5. Burger preferences.

A 2010 SurveyUSA poll asked 500 Los Angeles residents, "What is the best hamburger place in Southern California? Five Guys Burgers? In-N-Out Burger? Fat Burger? Tommy’s Hamburgers? Umami Burger? Or somewhere else?" The distribution of responses by gender is shown below.
Table 3.2.35. Burger preferences by gender
Male Female Total
Five Guys Burgers 5 6 11
In-N-Out Burger 162 181 343
Fat Burger 10 12 22
Tommy’s Hamburgers 27 27 54
Umami Burger 5 1 6
Other 26 20 46
Not Sure 13 5 18
Total 248 252 500
  1. Are being female and liking Five Guys Burgers mutually exclusive?
  2. What is the probability that a randomly chosen male likes In-N-Out the best?
  3. What is the probability that a randomly chosen female likes In-N-Out the best?
  4. What is the probability that a man and a woman who are dating both like In-N-Out the best? Note any assumption you make and evaluate whether you think that assumption is reasonable.
  5. What is the probability that a randomly chosen person likes Umami best or that person is female?

6. Assortative mating.

Assortative mating is a nonrandom mating pattern where individuals with similar genotypes and/or phenotypes mate with one another more frequently than what would be expected under a random mating pattern. Researchers studying this topic collected data on eye colors of 204 Scandinavian men and their female partners. The table below summarizes the results.
Table 3.2.36. Eye color of male and female partners
Blue Brown Green Total
Blue 78 23 13 114
Brown 19 23 12 54
Green 11 9 16 36
Total 108 55 41 204
  1. What is the probability that a randomly chosen male respondent or his partner has blue eyes?
  2. What is the probability that a randomly chosen male respondent with blue eyes has a partner with blue eyes?
  3. What is the probability that a randomly chosen male respondent with brown eyes has a partner with blue eyes? What about the probability of a randomly chosen male respondent with green eyes having a partner with blue eyes?
  4. Does it appear that the eye colors of male respondents and their partners are independent? Explain your reasoning.

7. Drawing box plots.

After an introductory statistics course, 80% of students can successfully construct box plots. Of those who can construct box plots, 86% passed, while only 65% of those students who could not construct box plots passed.
  1. Construct a tree diagram of this scenario.
  2. Calculate the probability that a student is able to construct a box plot if it is known that he passed.

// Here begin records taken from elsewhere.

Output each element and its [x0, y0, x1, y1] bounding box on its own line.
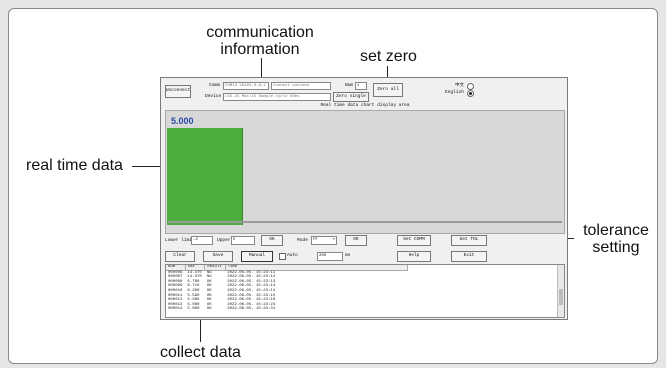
lang-english-label: English — [445, 90, 464, 95]
chart-title: Real time data chart display area — [320, 103, 410, 108]
manual-button[interactable]: Manual — [241, 251, 273, 262]
annotation-communication-info: communication information — [206, 24, 314, 58]
annotation-collect-data: collect data — [160, 344, 241, 361]
upper-limit-label: Upper — [217, 238, 231, 243]
comm-settings-field[interactable]: COM13 38400,8,N,1 — [223, 82, 269, 90]
log-cell: 5.000 — [187, 307, 200, 312]
limits-ok-button[interactable]: OK — [261, 235, 283, 246]
log-scrollbar-thumb[interactable] — [559, 289, 563, 305]
unconnect-button[interactable]: Unconnect — [165, 85, 191, 98]
lang-chinese-radio[interactable] — [467, 83, 474, 90]
chart-area: 5.000 — [165, 110, 565, 234]
log-scrollbar[interactable] — [557, 265, 564, 317]
lang-chinese-label: 中文 — [455, 83, 464, 88]
log-cell: OK — [206, 307, 212, 312]
mode-select[interactable]: FF ▾ — [311, 236, 337, 245]
device-info-field: LGS-15 Max:15 Sample cycle 50ms — [223, 93, 331, 101]
mode-ok-button[interactable]: OK — [345, 235, 367, 246]
exit-button[interactable]: Exit — [451, 251, 487, 262]
connection-status-field: Connect succeed — [271, 82, 331, 90]
comm-label: Comm — [209, 83, 220, 88]
chevron-down-icon: ▾ — [332, 238, 335, 242]
interval-unit: ms — [345, 253, 351, 258]
zero-single-button[interactable]: Zero single — [333, 92, 369, 102]
device-label: Device — [205, 94, 222, 99]
mode-label: Mode — [297, 238, 308, 243]
mode-value: FF — [313, 238, 318, 242]
top-caption-fragment — [296, 0, 436, 6]
table-row[interactable]: 000014 5.000 OK 2022-06-05. 15:23:31 — [166, 307, 408, 312]
realtime-value: 5.000 — [171, 116, 194, 126]
save-button[interactable]: Save — [203, 251, 233, 262]
log-cell: 000014 — [168, 307, 183, 312]
clear-button[interactable]: Clear — [165, 251, 195, 262]
auto-checkbox[interactable] — [279, 253, 286, 260]
auto-label: Auto — [287, 253, 298, 258]
lang-english-radio[interactable] — [467, 90, 474, 97]
upper-limit-input[interactable]: 5 — [231, 236, 255, 245]
leader-line-collect — [200, 320, 201, 342]
num-label: Num — [345, 83, 354, 88]
app-window: Unconnect Comm COM13 38400,8,N,1 Connect… — [160, 77, 568, 320]
collected-data-log[interactable]: Num Dat Result Time 000006 14.470 NG 2022-0… — [165, 264, 565, 318]
realtime-bar — [167, 128, 243, 225]
set-comm-button[interactable]: Set COMM — [397, 235, 431, 246]
annotation-real-time-data: real time data — [26, 157, 123, 174]
chart-baseline — [168, 221, 562, 223]
zero-all-button[interactable]: Zero all — [373, 83, 403, 97]
lower-limit-input[interactable]: -2 — [191, 236, 213, 245]
data-log-table: Num Dat Result Time 000006 14.470 NG 2022-0… — [166, 265, 409, 312]
annotation-set-zero: set zero — [360, 48, 417, 65]
help-button[interactable]: Help — [397, 251, 431, 262]
set-tolerance-button[interactable]: Set TOL — [451, 235, 487, 246]
annotation-tolerance-setting: tolerance setting — [583, 222, 649, 256]
num-input[interactable]: 1 — [355, 82, 367, 90]
log-cell: 2022-06-05. 15:23:31 — [227, 307, 276, 312]
interval-input[interactable]: 200 — [317, 252, 343, 261]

8. Predisposition for thrombosis.

A genetic test is used to determine if people have a predisposition for thrombosis, which is the formation of a blood clot inside a blood vessel that obstructs the flow of blood through the circulatory system. It is believed that 3% of people actually have this predisposition. The genetic test is 99% accurate if a person actually has the predisposition, meaning that the probability of a positive test result when a person actually has the predisposition is 0.99. The test is 98% accurate if a person does not have the predisposition. What is the probability that a randomly selected person who tests positive for the predisposition by the test actually has the predisposition?

9. It’s never lupus.

Lupus is a medical phenomenon where antibodies that are supposed to attack foreign cells to prevent infections instead see plasma proteins as foreign bodies, leading to a high risk of blood clotting. It is believed that 2% of the population suffer from this disease. The test is 98% accurate if a person actually has the disease. The test is 74% accurate if a person does not have the disease. There is a line from the Fox television show House that is often used after a patient tests positive for lupus: "It’s never lupus." Do you think there is truth to this statement? Use appropriate probabilities to support your answer.

10. Exit poll.

Edison Research gathered exit poll results from several sources for the Wisconsin recall election of Scott Walker. They found that 53% of the respondents voted in favor of Scott Walker. Additionally, they estimated that of those who did vote in favor for Scott Walker, 37% had a college degree, while 44% of those who voted against Scott Walker had a college degree. Suppose we randomly sampled a person who participated in the exit poll and found that he had a college degree. What is the probability that he voted in favor of Scott Walker?